Guess what? I'm now an opinion columnist. Behold the amazing power of the internet. Actually, I guess it's more behold the power of Jason to do anything that is not: finding an apartment, finding a job, doing homework, or anything else productive. Frank has seduced me into his webpage of lies and tabloid like practices with promises of fame, fortune, and world domination.

But it turns out you also have to find things you have an opinion about to be a columnist. I made up a list of things that I have opinions on, but they all seemed pretty boring. So I came up with something much more racy and topical: Breasts! I actually have very little in the way of an opinion on breasts. I have nothing against them, per se, but I definitely don't see what the big deal is. This delightful bit of insight into the mind of Jason brings me to the opinion portion of today's column: Why is there such a big hoopla about Janet Jackson's breast, in The Halftime Debacle That Scandalized a Nation?

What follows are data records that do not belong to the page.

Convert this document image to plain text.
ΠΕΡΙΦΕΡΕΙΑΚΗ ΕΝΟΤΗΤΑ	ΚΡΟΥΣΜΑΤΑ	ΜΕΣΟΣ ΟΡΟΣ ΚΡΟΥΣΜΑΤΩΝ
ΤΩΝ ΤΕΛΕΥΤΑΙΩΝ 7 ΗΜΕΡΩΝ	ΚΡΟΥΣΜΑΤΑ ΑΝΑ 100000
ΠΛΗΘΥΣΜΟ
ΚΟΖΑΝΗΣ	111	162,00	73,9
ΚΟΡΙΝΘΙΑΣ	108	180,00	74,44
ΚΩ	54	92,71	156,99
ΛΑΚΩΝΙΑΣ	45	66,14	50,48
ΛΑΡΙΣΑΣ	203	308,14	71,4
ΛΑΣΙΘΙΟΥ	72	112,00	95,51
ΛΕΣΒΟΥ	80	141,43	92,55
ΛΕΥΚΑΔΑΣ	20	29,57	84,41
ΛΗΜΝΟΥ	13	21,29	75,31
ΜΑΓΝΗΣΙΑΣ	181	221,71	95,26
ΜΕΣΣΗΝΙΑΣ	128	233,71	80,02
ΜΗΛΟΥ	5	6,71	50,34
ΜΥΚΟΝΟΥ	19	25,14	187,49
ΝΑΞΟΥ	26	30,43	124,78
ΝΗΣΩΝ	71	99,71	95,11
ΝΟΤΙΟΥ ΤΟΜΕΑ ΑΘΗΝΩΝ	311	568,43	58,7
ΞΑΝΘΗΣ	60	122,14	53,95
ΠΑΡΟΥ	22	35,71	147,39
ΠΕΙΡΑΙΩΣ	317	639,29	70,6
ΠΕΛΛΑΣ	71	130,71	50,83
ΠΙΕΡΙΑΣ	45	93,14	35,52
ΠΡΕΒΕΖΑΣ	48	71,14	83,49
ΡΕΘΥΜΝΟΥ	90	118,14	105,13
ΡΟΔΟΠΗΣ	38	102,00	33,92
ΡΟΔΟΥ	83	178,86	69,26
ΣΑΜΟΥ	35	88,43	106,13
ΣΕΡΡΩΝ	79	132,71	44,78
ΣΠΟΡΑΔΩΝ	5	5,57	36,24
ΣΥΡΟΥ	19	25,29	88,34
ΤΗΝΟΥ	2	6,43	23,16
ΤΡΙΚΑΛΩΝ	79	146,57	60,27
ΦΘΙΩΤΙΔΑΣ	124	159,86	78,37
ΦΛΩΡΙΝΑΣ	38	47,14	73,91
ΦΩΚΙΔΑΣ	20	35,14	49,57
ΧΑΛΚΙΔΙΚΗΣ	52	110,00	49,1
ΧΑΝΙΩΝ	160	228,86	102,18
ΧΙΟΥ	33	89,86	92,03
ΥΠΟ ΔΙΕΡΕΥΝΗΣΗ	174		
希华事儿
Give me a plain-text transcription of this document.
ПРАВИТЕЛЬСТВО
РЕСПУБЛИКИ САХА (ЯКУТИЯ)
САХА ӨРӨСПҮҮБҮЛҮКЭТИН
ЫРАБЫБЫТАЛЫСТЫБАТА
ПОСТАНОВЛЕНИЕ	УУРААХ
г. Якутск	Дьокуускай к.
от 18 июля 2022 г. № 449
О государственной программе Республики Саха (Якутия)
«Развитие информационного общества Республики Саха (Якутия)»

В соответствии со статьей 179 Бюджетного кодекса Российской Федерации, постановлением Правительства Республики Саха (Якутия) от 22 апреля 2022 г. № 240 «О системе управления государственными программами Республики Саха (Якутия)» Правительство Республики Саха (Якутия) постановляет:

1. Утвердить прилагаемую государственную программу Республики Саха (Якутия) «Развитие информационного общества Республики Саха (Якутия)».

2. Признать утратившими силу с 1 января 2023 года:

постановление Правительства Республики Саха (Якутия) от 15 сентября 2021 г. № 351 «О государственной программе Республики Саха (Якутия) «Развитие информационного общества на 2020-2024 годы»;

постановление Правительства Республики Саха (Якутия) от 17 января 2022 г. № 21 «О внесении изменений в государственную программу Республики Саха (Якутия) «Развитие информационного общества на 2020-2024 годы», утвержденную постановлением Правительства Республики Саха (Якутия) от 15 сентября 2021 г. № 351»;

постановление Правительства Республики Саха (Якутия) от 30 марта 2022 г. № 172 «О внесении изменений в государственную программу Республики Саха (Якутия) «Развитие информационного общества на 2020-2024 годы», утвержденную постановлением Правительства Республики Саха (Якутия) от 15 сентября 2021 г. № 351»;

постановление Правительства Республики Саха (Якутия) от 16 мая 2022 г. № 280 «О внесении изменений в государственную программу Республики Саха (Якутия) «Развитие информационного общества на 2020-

See, I was actually watching the halftime show, wondering if they'd actually sing a song that came out within the last two years, when the alleged 'boob showage' occurred. Justin Timberlake had finally managed to come up with one vaguely recent song (Rock Your Body or some such equally ridiculous beatboxing gibberish) and I was finally ready to switch back to the Queer Eye marathon. Suddenly, The Event That Shocked A Nation went down before my eyes. My entire reaction (which comprised 0.2 seconds of my life) went exactly like this: "Huh. I think Janet Jackson might have just flashed me. I wonder if they have gotten around to waxing the unibrow off that poor straight guy yet." Click.

Two hours later, people will not freaking shut up about The Tragedy That Will Linger Forever. "Won't someone please think of the children?! They may have seen a breast with a piece of metal strategically covering the naughty bits," said the entire American population apparently.

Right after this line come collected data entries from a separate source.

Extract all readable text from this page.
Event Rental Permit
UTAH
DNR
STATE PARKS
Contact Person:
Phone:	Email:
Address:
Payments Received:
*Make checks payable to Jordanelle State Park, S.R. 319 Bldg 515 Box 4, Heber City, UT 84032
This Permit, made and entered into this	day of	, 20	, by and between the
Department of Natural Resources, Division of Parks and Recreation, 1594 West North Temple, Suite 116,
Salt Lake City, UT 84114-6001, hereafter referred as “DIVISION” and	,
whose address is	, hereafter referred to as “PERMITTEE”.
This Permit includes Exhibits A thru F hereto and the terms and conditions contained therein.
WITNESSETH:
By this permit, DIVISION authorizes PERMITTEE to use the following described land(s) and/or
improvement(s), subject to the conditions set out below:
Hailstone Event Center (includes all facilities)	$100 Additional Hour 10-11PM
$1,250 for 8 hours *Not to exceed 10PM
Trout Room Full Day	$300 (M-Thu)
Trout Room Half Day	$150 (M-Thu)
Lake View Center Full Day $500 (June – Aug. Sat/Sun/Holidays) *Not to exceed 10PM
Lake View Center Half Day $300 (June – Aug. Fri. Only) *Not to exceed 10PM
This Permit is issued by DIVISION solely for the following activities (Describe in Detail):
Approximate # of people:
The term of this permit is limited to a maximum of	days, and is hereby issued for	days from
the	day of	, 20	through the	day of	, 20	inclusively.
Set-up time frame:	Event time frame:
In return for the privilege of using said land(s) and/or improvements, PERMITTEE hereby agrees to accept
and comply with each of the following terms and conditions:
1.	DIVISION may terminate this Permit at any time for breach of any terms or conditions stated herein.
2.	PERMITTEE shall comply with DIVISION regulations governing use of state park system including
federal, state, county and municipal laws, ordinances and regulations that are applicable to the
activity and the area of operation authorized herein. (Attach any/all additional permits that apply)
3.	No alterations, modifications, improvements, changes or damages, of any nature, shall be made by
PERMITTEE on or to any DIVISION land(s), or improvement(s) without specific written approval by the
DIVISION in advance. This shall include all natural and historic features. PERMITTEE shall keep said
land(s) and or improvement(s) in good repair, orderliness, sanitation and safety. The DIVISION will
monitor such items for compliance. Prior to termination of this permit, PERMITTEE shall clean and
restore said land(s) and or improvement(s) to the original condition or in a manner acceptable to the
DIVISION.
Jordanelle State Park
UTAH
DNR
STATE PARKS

Now, I'm sorry to all the people in America who are not aware, but I'm willing to give you incredible odds that no one was forever traumatized by The Wardrobe Malfunction That Will Echo Across Time. Because if your child was watching the half-time at the Superbowl I think it follows that they have probably seen at least some MTV in their lifetime. And if they've seen some MTV, then they've seen the new Britney Spears video, Toxic, (because it is on continuous loop there these days) in which she wears nothing but body glitter and clever CGI animation for huge periods of time. And if they've seen that, Janet Jackson's breast has gotta be pretty low on the scale of Cool Smutty Things We've Seen Lately.

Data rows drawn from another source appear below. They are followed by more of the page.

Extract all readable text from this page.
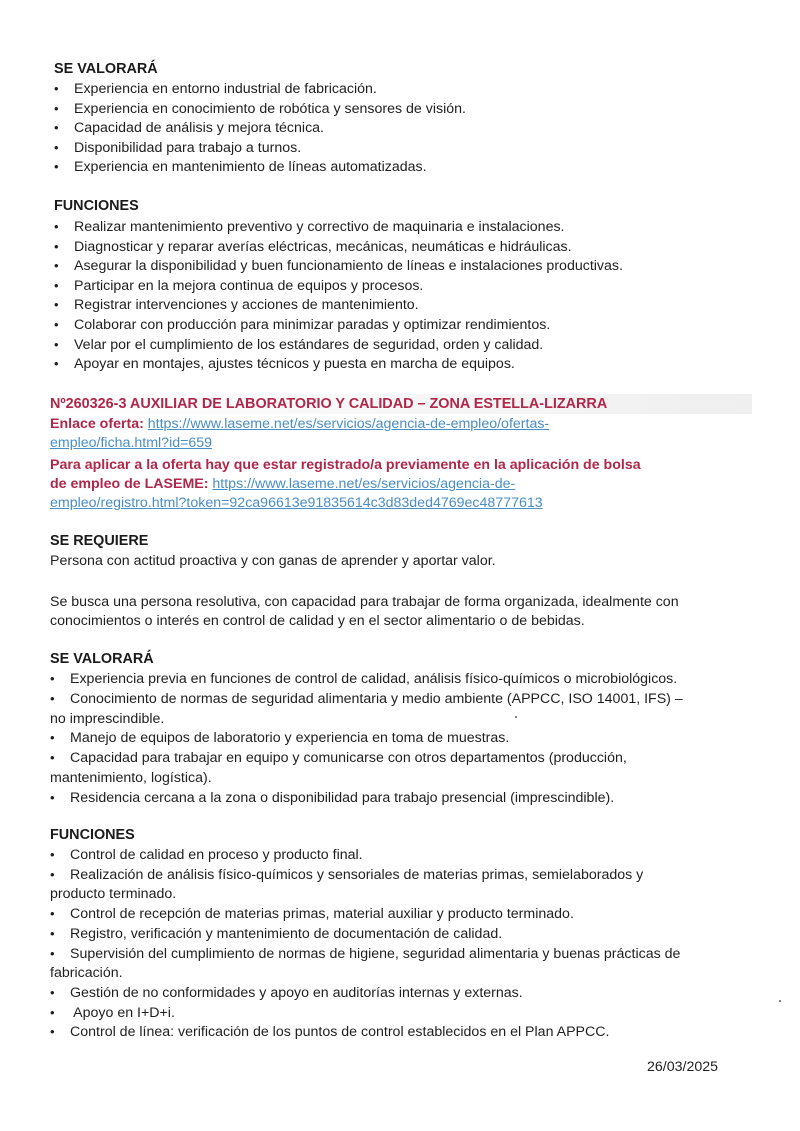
SE VALORARÁ
• Experiencia en entorno industrial de fabricación.
• Experiencia en conocimiento de robótica y sensores de visión.
• Capacidad de análisis y mejora técnica.
• Disponibilidad para trabajo a turnos.
• Experiencia en mantenimiento de líneas automatizadas.
FUNCIONES
• Realizar mantenimiento preventivo y correctivo de maquinaria e instalaciones.
• Diagnosticar y reparar averías eléctricas, mecánicas, neumáticas e hidráulicas.
• Asegurar la disponibilidad y buen funcionamiento de líneas e instalaciones productivas.
• Participar en la mejora continua de equipos y procesos.
• Registrar intervenciones y acciones de mantenimiento.
• Colaborar con producción para minimizar paradas y optimizar rendimientos.
• Velar por el cumplimiento de los estándares de seguridad, orden y calidad.
• Apoyar en montajes, ajustes técnicos y puesta en marcha de equipos.
Nº260326-3 AUXILIAR DE LABORATORIO Y CALIDAD – ZONA ESTELLA-LIZARRA
Enlace oferta: https://www.laseme.net/es/servicios/agencia-de-empleo/ofertas-
empleo/ficha.html?id=659
Para aplicar a la oferta hay que estar registrado/a previamente en la aplicación de bolsa
de empleo de LASEME: https://www.laseme.net/es/servicios/agencia-de-
empleo/registro.html?token=92ca96613e91835614c3d83ded4769ec48777613
SE REQUIERE
Persona con actitud proactiva y con ganas de aprender y aportar valor.
Se busca una persona resolutiva, con capacidad para trabajar de forma organizada, idealmente con
conocimientos o interés en control de calidad y en el sector alimentario o de bebidas.
SE VALORARÁ
• Experiencia previa en funciones de control de calidad, análisis físico-químicos o microbiológicos.
• Conocimiento de normas de seguridad alimentaria y medio ambiente (APPCC, ISO 14001, IFS) –
no imprescindible.
• Manejo de equipos de laboratorio y experiencia en toma de muestras.
• Capacidad para trabajar en equipo y comunicarse con otros departamentos (producción,
mantenimiento, logística).
• Residencia cercana a la zona o disponibilidad para trabajo presencial (imprescindible).
FUNCIONES
• Control de calidad en proceso y producto final.
• Realización de análisis físico-químicos y sensoriales de materias primas, semielaborados y
producto terminado.
• Control de recepción de materias primas, material auxiliar y producto terminado.
• Registro, verificación y mantenimiento de documentación de calidad.
• Supervisión del cumplimiento de normas de higiene, seguridad alimentaria y buenas prácticas de
fabricación.
• Gestión de no conformidades y apoyo en auditorías internas y externas.
• Apoyo en I+D+i.
• Control de línea: verificación de los puntos de control establecidos en el Plan APPCC.
26/03/2025
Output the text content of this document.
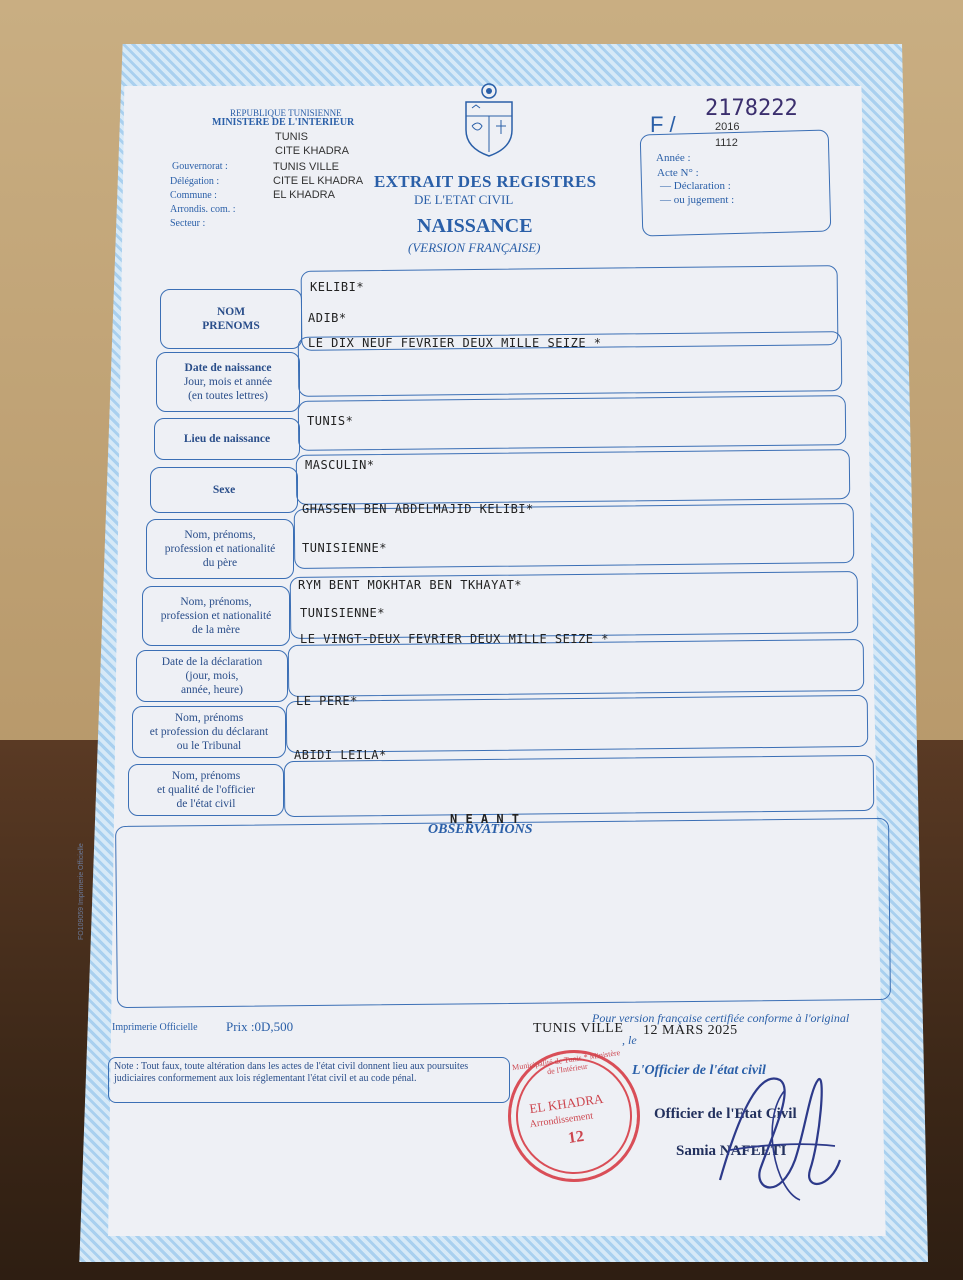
REPUBLIQUE TUNISIENNE
MINISTERE DE L'INTERIEUR
Gouvernorat :
Délégation :
Commune :
Arrondis. com. :
Secteur :
TUNIS
CITE KHADRA
TUNIS VILLE
CITE EL KHADRA
EL KHADRA
EXTRAIT DES REGISTRES
DE L'ETAT CIVIL
NAISSANCE
(VERSION FRANÇAISE)
F /
2178222
Année :
2016
Acte N° :
1112
— Déclaration :
— ou jugement :
NOM
PRENOMS
KELIBI*
ADIB*
Date de naissance
Jour, mois et année
(en toutes lettres)
LE DIX NEUF FEVRIER DEUX MILLE SEIZE *
Lieu de naissance
TUNIS*
Sexe
MASCULIN*
Nom, prénoms,
profession et nationalité
du père
GHASSEN BEN ABDELMAJID KELIBI*
TUNISIENNE*
Nom, prénoms,
profession et nationalité
de la mère
RYM BENT MOKHTAR BEN TKHAYAT*
TUNISIENNE*
Date de la déclaration
(jour, mois,
année, heure)
LE VINGT-DEUX FEVRIER DEUX MILLE SEIZE *
Nom, prénoms
et profession du déclarant
ou le Tribunal
LE PERE*
Nom, prénoms
et qualité de l'officier
de l'état civil
ABIDI LEILA*
OBSERVATIONS
N E A N T
FO109059 Imprimerie Officielle
Imprimerie Officielle Prix :0D,500
Pour version française certifiée conforme à l'original
TUNIS VILLE
, le
12 MARS 2025
Note : Tout faux, toute altération dans les actes de l'état civil donnent lieu aux poursuites judiciaires conformement aux lois réglementant l'état civil et au code pénal.
L'Officier de l'état civil
Officier de l'Etat Civil
Samia NAFEETI
Municipalité de Tunis * Ministère de l'Intérieur
EL KHADRA
Arrondissement
12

Despite this fact, I will continue to be barraged with in depth analyses of the event, microsecond by microsecond, along with probing questions about the destruction of the moral fabric of society and the downfall of television vis a vis the decline of Western Civilization as we know it. Seriously, ya'll, it was a breast. Shown for 1.7 seconds. Yeah it was kinda creepy and metal-looking, but look at all the good it has wrought: It gave me my first column topic.